More than 50% of women suffer sexual harassment at work. However, at least 95% of such harassment still goes unreported at the relevant time. The main reason for that is the fear of retaliation. Women are routinely victimised for complaining about sexual harassment and the perpetrator is seldom disciplined or dismissed. Indeed, the most common outcome is that the women leaves that employment and the male predator remains secure in his employment (or, perversely, is promoted).
The impact on the female victim who does not complain, or complains without success, tends to be a feeling of isolation, a loss of self-worth, disempowerment, stress, anxiety and depression.
The #metoo campaign has allowed women to speak out about their former sexual harassment, almost all of which was (understandably) not reported at the time. It has unburdened and empowered the victims and left them feeling less isolated. However, although laudable and a positive influence, it provides no solutions to the problem.
Some sexual harassment will constitute a criminal offence. Those incidents may be reported to the police.
The Equality Act 2010 covers sexual harassment and gender discrimination at work. It also covers the situation when you have been dismissed and, importantly, when you are applying for work.
It covers employees, workers and the self-employed.
Hence, it would cover the situation of an actor performing a role in a film, play or TV advert. It should also cover the situation where the actor is being auditioned or interviewed for a role.

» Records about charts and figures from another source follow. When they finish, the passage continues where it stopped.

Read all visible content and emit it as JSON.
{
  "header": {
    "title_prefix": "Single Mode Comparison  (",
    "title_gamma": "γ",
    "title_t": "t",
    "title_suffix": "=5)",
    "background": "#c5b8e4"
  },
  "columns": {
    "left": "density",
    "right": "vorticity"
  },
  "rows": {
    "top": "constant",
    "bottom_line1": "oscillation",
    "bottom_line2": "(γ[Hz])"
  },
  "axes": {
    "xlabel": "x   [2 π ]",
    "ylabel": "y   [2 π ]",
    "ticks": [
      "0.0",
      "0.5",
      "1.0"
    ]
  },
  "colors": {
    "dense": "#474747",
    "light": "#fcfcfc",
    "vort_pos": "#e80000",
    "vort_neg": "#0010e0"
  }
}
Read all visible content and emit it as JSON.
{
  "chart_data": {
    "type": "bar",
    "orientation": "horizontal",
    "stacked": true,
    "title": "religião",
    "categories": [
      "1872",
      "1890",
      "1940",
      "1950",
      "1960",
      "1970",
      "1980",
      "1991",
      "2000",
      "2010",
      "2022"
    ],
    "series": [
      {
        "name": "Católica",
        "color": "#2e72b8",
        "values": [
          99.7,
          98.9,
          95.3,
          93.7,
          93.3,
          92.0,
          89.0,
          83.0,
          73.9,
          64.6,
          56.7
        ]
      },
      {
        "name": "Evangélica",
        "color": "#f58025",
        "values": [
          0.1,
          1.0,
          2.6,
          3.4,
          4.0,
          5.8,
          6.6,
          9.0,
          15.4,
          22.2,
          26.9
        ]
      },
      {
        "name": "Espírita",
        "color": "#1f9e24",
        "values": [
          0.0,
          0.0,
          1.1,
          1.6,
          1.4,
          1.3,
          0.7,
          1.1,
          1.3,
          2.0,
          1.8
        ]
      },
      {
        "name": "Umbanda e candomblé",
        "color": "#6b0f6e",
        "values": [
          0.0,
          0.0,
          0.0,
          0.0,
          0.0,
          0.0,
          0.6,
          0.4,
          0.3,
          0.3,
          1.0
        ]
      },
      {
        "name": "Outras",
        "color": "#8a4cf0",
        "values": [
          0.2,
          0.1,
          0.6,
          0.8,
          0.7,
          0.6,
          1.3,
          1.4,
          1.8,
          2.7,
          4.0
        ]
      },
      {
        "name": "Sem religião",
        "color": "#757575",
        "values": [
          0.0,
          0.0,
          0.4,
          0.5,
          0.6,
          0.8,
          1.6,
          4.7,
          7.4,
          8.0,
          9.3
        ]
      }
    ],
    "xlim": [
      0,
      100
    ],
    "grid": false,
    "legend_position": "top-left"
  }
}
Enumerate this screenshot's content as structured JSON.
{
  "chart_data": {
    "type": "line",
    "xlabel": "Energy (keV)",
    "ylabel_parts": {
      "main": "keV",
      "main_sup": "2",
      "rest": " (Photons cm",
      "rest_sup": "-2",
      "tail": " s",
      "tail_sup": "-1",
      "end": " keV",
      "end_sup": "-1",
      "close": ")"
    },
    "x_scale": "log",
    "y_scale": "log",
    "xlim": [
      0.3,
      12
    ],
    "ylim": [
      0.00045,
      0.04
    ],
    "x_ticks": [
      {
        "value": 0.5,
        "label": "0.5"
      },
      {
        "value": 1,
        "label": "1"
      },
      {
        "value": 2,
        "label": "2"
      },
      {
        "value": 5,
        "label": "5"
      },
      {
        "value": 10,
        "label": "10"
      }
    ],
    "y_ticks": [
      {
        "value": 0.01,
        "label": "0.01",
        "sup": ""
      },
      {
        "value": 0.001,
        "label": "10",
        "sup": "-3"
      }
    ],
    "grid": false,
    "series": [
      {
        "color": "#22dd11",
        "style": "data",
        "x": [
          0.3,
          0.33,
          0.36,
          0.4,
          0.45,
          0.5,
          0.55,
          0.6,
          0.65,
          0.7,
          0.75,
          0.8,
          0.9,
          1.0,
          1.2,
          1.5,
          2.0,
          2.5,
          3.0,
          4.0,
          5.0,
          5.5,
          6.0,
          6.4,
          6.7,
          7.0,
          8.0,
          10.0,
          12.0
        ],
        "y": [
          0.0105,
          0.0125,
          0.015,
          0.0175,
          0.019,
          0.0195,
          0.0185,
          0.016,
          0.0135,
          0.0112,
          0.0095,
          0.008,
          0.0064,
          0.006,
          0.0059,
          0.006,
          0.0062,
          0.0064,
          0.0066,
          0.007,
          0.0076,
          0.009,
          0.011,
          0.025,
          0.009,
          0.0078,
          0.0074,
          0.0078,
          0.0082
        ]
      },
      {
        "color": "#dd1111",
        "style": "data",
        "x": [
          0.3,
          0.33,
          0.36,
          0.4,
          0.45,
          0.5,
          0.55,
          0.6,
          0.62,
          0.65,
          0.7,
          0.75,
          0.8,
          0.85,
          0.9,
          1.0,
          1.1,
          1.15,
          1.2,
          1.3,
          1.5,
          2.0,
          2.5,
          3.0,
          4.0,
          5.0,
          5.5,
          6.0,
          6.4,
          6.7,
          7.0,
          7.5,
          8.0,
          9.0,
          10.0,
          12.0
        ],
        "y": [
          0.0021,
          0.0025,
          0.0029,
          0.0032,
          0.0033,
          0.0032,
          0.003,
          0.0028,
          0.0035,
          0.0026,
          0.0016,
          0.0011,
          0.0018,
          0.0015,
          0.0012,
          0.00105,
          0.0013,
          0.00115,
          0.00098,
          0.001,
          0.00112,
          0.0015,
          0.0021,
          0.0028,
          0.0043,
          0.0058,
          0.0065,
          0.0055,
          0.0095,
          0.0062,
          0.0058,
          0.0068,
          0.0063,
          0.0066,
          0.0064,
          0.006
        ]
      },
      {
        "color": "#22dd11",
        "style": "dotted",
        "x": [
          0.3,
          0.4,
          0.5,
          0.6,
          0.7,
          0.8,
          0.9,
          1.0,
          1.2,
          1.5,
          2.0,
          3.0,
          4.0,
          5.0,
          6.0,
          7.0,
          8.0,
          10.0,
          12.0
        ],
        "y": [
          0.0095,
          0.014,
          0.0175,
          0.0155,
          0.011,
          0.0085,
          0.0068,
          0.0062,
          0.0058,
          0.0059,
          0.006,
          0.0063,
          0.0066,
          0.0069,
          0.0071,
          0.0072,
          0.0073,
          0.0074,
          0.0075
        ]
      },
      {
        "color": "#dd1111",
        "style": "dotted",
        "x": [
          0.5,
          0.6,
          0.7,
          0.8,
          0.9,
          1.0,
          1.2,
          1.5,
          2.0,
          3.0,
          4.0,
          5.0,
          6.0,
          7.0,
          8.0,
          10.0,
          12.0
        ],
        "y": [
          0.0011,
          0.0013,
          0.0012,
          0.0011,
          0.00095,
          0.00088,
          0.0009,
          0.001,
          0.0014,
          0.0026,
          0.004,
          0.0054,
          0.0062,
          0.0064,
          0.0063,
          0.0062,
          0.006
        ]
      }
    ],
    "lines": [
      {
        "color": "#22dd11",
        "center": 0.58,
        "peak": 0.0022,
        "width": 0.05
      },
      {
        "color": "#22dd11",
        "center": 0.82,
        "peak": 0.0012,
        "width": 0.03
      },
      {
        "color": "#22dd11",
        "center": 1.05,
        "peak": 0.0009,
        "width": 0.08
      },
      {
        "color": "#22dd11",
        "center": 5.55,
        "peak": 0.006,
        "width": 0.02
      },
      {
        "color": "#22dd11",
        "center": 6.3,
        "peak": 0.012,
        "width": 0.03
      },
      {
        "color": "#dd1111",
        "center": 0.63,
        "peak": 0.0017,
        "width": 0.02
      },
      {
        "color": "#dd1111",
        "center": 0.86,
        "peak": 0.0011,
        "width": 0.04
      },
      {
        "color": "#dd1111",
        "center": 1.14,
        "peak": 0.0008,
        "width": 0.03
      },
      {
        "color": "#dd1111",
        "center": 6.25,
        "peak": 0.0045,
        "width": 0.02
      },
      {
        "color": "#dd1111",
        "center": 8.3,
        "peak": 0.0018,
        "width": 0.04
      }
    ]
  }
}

It may also cover the situation in which a Harvey Weinstein type figure approaches an actor and asks to speak to her about a potential role (a pre-audition) and where it becomes clear that to obtain that paid work a sexual cost is expected or demanded (or suffered) for that actor to achieve that paid acting role. A pre-audition may occur at a party, the promoter’s home, the director’s office or in the agent’s car.
Most agents are unaware that actors have these rights to sue and most advise actors not to speak up because of the damage that they may do to their career (and that of the agent).
It also protects women from un-equal pay in those roles. Women are still paid 18% less than men, and black women are paid 42% less than men, for the same value of work.
SHOP Emergency Telephone Helpline – 0207-603 3881
Female (and male) victims of sexual harassment at work or in interviews or auditions (or in pre-auditions) are encouraged to ring this confidential help-line and report the incident of sexual harassment.
They will then receive FREE legal advice on their situation and their legal options. The helpline opens at 10am on Monday 27 November 2017, the first working day after Saturday 25 November 2017, the International Day for the Elimination of Violence against Women.
It is understood that BBC’s Women’s Hour noted this week that free (and accurate) legal advice was the key response needed to help combat sexual harassment against female workers.
All female workers are advised to join trade unions and/or to take out home contents insurance which has legal expense cover for employment related issues. This type of insurance cover can be taken out whether or not you own, or rent, your home. Please note though that the worker needs to ensure that the insurance covers their particular status and type of work – some policies only cover employees rather than workers or the self-employed.
Statistically more than 50% of female workers will be sexually harassed at work so it is more likely than not that you will need that insurance. The insurance cover you for the legal cost of the necessary legal representation required to successfully sue for compensation for such incidents. 95% of claimants who sue at the Employment Tribunal without legal representation lose their discrimination claims.